I receive this parameter: param[:date] = '2017-03-04'
and the column in my database is created_at with this format: '2017-01-01 09:21:23'
When I execute this query
Mymodel.where(created_at: params[:date]) 
It returns an empty array, and it is logic due the time that is not passed
I need all the rows that corresponds to the param date.
How can I do this? The time is not important in this case, I only need the date.
I am using postgres as db. 
I need to select e.g. All Sell of a specific day and the column to search is created_at.
This is a type-coercion problem. Because the created_at field contains a date and time, your date is being converted into 2017-03-04 00:00:00 for the query. Anything that doesn't exactly match that timestamp will be excluded.
There are two approaches to solving this problem.

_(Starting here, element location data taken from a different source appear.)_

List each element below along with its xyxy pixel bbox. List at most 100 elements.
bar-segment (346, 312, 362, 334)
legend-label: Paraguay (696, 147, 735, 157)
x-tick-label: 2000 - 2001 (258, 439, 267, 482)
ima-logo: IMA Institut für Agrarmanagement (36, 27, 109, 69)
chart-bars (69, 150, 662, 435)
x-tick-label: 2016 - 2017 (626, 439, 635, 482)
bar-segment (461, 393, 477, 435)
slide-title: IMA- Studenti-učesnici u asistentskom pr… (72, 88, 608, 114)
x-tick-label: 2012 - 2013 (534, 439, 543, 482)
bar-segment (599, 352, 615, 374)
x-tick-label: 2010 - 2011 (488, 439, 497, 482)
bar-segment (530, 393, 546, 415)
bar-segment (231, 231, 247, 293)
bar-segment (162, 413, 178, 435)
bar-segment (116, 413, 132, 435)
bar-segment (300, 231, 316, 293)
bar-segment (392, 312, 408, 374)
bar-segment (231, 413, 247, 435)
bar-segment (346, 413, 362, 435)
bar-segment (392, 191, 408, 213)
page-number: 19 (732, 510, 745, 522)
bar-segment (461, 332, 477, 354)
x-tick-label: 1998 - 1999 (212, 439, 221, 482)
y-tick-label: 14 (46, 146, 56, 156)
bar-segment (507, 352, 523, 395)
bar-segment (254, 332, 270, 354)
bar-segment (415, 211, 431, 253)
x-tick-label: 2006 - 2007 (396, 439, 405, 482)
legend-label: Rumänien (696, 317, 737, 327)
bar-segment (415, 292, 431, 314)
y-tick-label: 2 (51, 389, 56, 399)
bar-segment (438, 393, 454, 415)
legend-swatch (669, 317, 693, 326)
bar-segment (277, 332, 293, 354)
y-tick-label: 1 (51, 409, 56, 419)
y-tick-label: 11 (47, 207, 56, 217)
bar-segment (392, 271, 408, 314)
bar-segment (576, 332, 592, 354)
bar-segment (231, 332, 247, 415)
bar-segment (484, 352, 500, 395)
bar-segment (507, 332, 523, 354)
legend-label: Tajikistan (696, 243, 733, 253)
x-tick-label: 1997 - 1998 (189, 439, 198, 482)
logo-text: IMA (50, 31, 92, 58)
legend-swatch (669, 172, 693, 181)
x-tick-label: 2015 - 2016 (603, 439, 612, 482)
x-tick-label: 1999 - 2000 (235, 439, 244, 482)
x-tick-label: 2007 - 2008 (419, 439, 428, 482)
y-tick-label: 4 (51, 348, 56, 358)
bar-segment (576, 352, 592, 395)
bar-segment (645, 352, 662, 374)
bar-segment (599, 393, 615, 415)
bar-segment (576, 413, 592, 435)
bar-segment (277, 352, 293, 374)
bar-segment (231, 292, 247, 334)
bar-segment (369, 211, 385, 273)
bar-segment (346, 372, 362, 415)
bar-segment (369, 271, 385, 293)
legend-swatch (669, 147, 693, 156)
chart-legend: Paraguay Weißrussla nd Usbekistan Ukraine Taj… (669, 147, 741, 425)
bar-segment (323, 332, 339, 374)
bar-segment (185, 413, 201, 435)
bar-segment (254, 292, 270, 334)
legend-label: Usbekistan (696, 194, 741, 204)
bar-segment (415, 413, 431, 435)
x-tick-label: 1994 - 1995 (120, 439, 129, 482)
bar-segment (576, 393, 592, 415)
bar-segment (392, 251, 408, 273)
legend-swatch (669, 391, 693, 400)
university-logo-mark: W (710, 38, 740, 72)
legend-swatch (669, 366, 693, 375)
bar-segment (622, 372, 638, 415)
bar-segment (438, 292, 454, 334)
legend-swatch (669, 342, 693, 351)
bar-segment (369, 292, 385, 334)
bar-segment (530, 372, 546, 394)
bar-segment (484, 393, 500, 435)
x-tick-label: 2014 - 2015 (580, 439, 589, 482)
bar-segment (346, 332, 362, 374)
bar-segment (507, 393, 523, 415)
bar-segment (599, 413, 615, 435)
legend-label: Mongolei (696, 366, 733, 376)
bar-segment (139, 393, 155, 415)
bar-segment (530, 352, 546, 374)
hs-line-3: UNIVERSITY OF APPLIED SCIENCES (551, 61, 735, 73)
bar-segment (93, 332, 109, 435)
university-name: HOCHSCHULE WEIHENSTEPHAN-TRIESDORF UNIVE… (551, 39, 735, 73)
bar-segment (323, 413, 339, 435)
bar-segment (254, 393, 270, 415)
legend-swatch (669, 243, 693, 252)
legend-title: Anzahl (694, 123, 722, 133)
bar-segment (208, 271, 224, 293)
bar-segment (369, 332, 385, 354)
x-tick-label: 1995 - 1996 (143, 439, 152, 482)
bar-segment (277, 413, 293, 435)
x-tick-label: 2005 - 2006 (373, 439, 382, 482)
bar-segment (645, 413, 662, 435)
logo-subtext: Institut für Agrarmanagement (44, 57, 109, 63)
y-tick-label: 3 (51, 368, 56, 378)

Turn your date into a Range object. ActiveSupport provides the Date#all_day helper for this use-case.
date = Date.parse(params[:date])
MyModel.where(created_at: date.all_day)
Since Date::parse throws an exception if parsing fails, the real-world implementation would have to account for that
my_models = begin
  date = Date.parse(params[:date])
  MyModel.where(created_at: date.all_day)
rescue ArgumentError
  MyModel.all
end
You can cast your created_at field to date so that only the date part will be matched.